Dicho esto, el modelo ha venido funcionando como un péndulo durante 35 años donde el denominado voto útil y el adocenamiento de generaciones de españoles se enfrenta a las urnas desde parámetros acaudillados, donde los bloques son difícilmente permeables, más allá de un pequeño trasvase de votos donde el segmento del electorado está menos ideologizado y un porcentaje más o menos estable de voto nacionalista en las nacionalidades históricas.

Los partidos políticos que han conformado históricamente el bipartidismo en cierta manera colonizaron las instituciones y de alguna manera  fidelizaron al votante reclamando su voto como si de un contrato de adhesión se tratara.

Por tanto la pregunta  en primer lugar sería si el multipartidismo que ha sucedido a un bipartidismo imperfecto ha sido útil. La respuesta en principio sería que sí. Y lo sería desde la perspectiva de haber obligado a los partidos políticos a democratizar sus estructuras en consonancia con el mandato constitucional reconocido en el artículo 7. Unos más que otros desde luego, pero aquellos que no asuman esa demanda ciudadana estarán condenados a remar contra corriente.

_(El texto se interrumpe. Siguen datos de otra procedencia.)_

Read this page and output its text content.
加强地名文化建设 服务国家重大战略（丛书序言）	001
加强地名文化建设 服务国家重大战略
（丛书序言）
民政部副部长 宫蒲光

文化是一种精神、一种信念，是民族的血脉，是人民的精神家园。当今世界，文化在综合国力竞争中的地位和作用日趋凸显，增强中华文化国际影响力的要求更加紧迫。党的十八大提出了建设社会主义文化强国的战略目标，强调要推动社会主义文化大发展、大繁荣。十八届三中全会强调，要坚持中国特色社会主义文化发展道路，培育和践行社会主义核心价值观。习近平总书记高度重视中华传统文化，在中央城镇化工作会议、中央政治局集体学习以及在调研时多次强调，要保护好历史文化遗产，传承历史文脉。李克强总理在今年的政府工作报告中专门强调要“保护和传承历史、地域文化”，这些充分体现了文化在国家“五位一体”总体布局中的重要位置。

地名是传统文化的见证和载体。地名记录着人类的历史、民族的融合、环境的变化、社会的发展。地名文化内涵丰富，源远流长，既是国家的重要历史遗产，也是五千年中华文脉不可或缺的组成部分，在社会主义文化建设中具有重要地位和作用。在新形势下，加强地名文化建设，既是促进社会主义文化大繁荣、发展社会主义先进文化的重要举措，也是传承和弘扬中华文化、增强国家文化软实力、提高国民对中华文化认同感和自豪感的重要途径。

Ahora toca la segunda parte del interrogante y es responder si ese multipartidismo sería bueno para la gobernanza de la Comunidad. En este caso la respuesta no es unívoca. Podría ser positivo el multipartidismo y lo es simplemente porque cualquier norma política destinada a regular la convivencia de una comunidad tendrá mayor durabilidad si obedece a una norma surgida del pacto entre diferentes. Una de las consecuencias de este bipartidismo que nuestras instituciones han conocido es que las normas jurídicas, algunas de ellas esenciales, se han visto frecuentemente reformadas en cuanto se producía la sucesión en el turno político, lo que sin duda genera inseguridad jurídica para los ciudadanos y en cierta manera frustración. Una norma nacida de un pacto entre desiguales poniendo en valor lo que les une tendrá sin duda mayor reconocimiento por las partes, voluntad de aplicarlas y voluntad de obedecerlas. El pacto social que recoge Rousseau se resume básicamente en eso.

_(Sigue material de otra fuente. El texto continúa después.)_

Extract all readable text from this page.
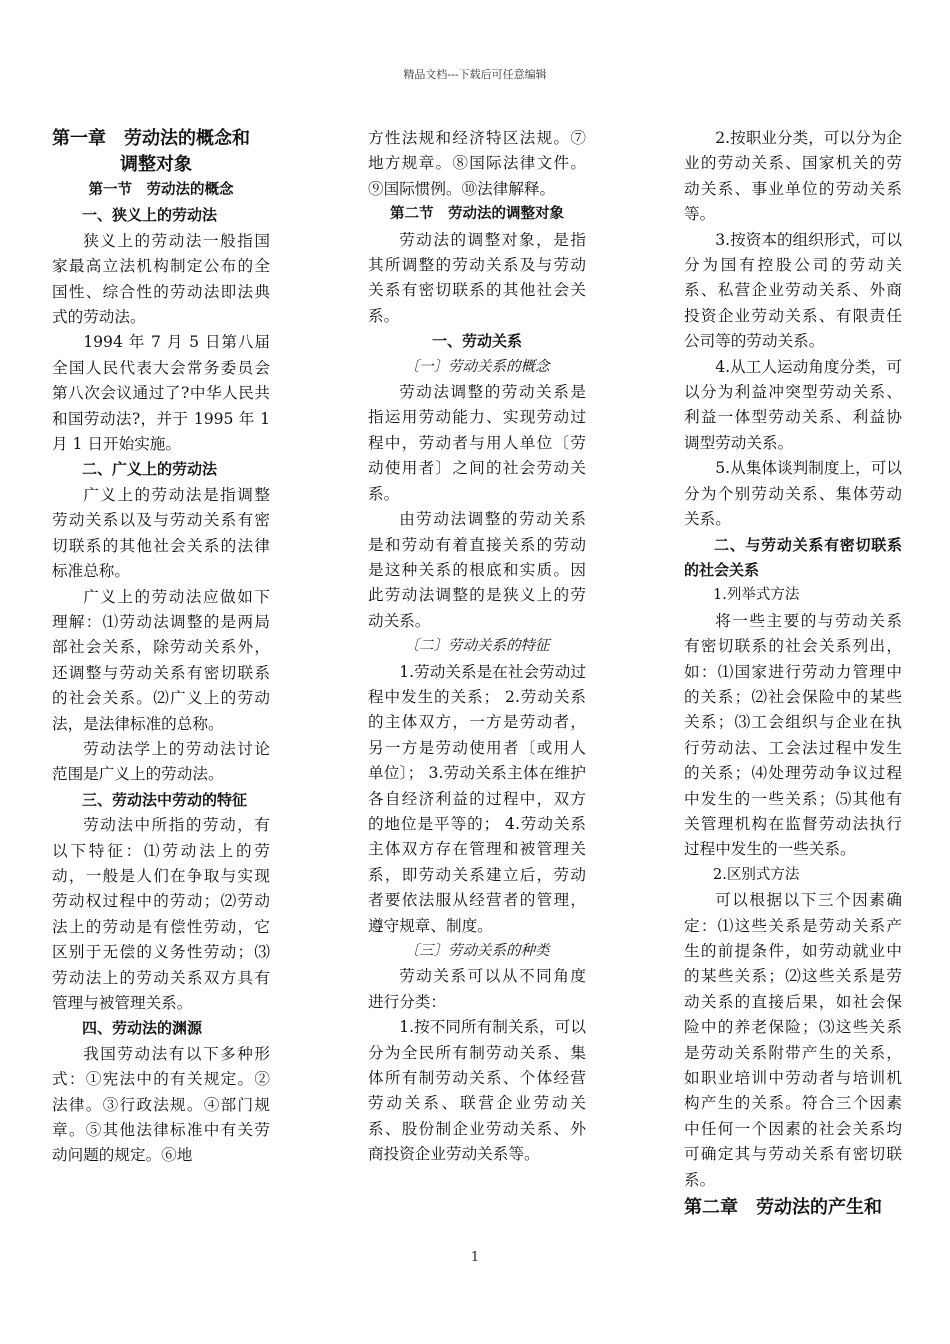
精品文档---下载后可任意编辑
第一章　劳动法的概念和
调整对象
第一节　劳动法的概念
一、狭义上的劳动法

狭义上的劳动法一般指国家最高立法机构制定公布的全国性、综合性的劳动法即法典式的劳动法。

1994 年 7 月 5 日第八届全国人民代表大会常务委员会第八次会议通过了?中华人民共和国劳动法?，并于 1995 年 1 月 1 日开始实施。

二、广义上的劳动法

广义上的劳动法是指调整劳动关系以及与劳动关系有密切联系的其他社会关系的法律标准总称。

广义上的劳动法应做如下理解：⑴劳动法调整的是两局部社会关系，除劳动关系外，还调整与劳动关系有密切联系的社会关系。⑵广义上的劳动法，是法律标准的总称。

劳动法学上的劳动法讨论范围是广义上的劳动法。

三、劳动法中劳动的特征

劳动法中所指的劳动，有以下特征：⑴劳动法上的劳动，一般是人们在争取与实现劳动权过程中的劳动；⑵劳动法上的劳动是有偿性劳动，它区别于无偿的义务性劳动；⑶劳动法上的劳动关系双方具有管理与被管理关系。

四、劳动法的渊源

我国劳动法有以下多种形式：①宪法中的有关规定。②法律。③行政法规。④部门规章。⑤其他法律标准中有关劳动问题的规定。⑥地

方性法规和经济特区法规。⑦地方规章。⑧国际法律文件。⑨国际惯例。⑩法律解释。

第二节　劳动法的调整对象

劳动法的调整对象，是指其所调整的劳动关系及与劳动关系有密切联系的其他社会关系。

一、劳动关系
〔一〕劳动关系的概念

劳动法调整的劳动关系是指运用劳动能力、实现劳动过程中，劳动者与用人单位〔劳动使用者〕之间的社会劳动关系。

由劳动法调整的劳动关系是和劳动有着直接关系的劳动是这种关系的根底和实质。因此劳动法调整的是狭义上的劳动关系。

〔二〕劳动关系的特征

1.劳动关系是在社会劳动过程中发生的关系； 2.劳动关系的主体双方，一方是劳动者，另一方是劳动使用者〔或用人单位〕； 3.劳动关系主体在维护各自经济利益的过程中，双方的地位是平等的； 4.劳动关系主体双方存在管理和被管理关系，即劳动关系建立后，劳动者要依法服从经营者的管理，遵守规章、制度。

〔三〕劳动关系的种类

劳动关系可以从不同角度进行分类：

1.按不同所有制关系，可以分为全民所有制劳动关系、集体所有制劳动关系、个体经营劳动关系、联营企业劳动关系、股份制企业劳动关系、外商投资企业劳动关系等。

2.按职业分类，可以分为企业的劳动关系、国家机关的劳动关系、事业单位的劳动关系等。

3.按资本的组织形式，可以分为国有控股公司的劳动关系、私营企业劳动关系、外商投资企业劳动关系、有限责任公司等的劳动关系。

4.从工人运动角度分类，可以分为利益冲突型劳动关系、利益一体型劳动关系、利益协调型劳动关系。

5.从集体谈判制度上，可以分为个别劳动关系、集体劳动关系。

二、与劳动关系有密切联系的社会关系
1.列举式方法

将一些主要的与劳动关系有密切联系的社会关系列出，如：⑴国家进行劳动力管理中的关系；⑵社会保险中的某些关系；⑶工会组织与企业在执行劳动法、工会法过程中发生的关系；⑷处理劳动争议过程中发生的一些关系；⑸其他有关管理机构在监督劳动法执行过程中发生的一些关系。

2.区别式方法

可以根据以下三个因素确定：⑴这些关系是劳动关系产生的前提条件，如劳动就业中的某些关系；⑵这些关系是劳动关系的直接后果，如社会保险中的养老保险；⑶这些关系是劳动关系附带产生的关系，如职业培训中劳动者与培训机构产生的关系。符合三个因素中任何一个因素的社会关系均可确定其与劳动关系有密切联系。

第二章　劳动法的产生和
1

Por tanto,  bienvenido sea el multipartidismo siempre que se entienda como modelo de convivencia entre ciudadanos asumiendo que en una democracia parlamentaria de representatividad proporcional no existe un derecho natural a gobernar por el mero hecho de ser el partido más votado, sino que son las mayorías que se conforman en torno a un proyecto político las que permiten sacar adelante un Gobierno y aprobar las leyes.

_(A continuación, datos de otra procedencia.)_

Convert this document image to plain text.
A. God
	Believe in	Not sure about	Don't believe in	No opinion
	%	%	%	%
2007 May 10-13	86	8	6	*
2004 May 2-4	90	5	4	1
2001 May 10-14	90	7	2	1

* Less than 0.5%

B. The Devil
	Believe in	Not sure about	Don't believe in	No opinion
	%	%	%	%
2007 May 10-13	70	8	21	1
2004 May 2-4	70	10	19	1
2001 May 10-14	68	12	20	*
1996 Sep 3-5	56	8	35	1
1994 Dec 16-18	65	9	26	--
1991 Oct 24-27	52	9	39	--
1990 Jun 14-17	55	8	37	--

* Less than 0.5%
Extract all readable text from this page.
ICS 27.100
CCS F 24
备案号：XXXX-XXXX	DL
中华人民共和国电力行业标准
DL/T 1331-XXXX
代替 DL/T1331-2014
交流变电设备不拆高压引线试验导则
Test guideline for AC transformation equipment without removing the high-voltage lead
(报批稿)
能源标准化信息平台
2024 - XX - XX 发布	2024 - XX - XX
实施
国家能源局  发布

Por tanto, más que ante un problema, la sociedad española se encuentra ante una oportunidad histórica para democratizar la instituciones y desde luego el propio funcionamiento de los partidos políticos como principales instrumentos de participación política. A poco más de un año y medio de las elecciones generales de junio de 2016 no se debe tratar de desechar esta oportunidad que el hastío o la madurez del electorado nos ha brindado, sino de hacer de ello el basamento de un nuevo pacto de convivencia entre españoles a través de reformas políticas de peso.

España se enfrenta a grandes retos desde una perspectiva económica y territorial. La gobernanza de esos grandes retos exigirá sin dudas el concurso de todos, desde la diferencia ideológica pero sobre todo desde lo que nos une. Federalizar la estructura territorial desde el diálogo, la apuesta indudable sobre el régimen público de pensiones o reivindicar la sostenibilidad de nuestra economía desde planteamientos ecologistas son sólo un ejemplo de dichos retos.

Si el multipartidismo que ha venido a sustituir a ese bipartidismo imperfecto es perdurable en el tiempo dependerá únicamente de si resulta útil a la sociedad. Si la sociedad finalmente vislumbra que el multipartidismo únicamente conduce a paralización de instituciones, imposibilidad de alumbrar leyes o aprobar presupuestos como en definitiva está ocurriendo y por tanto es incapaz de hacer progresar a la sociedad el multipartidismo acabará diluyéndose, pero el empeño democratizador de las estructuras partidistas quedará en su haber.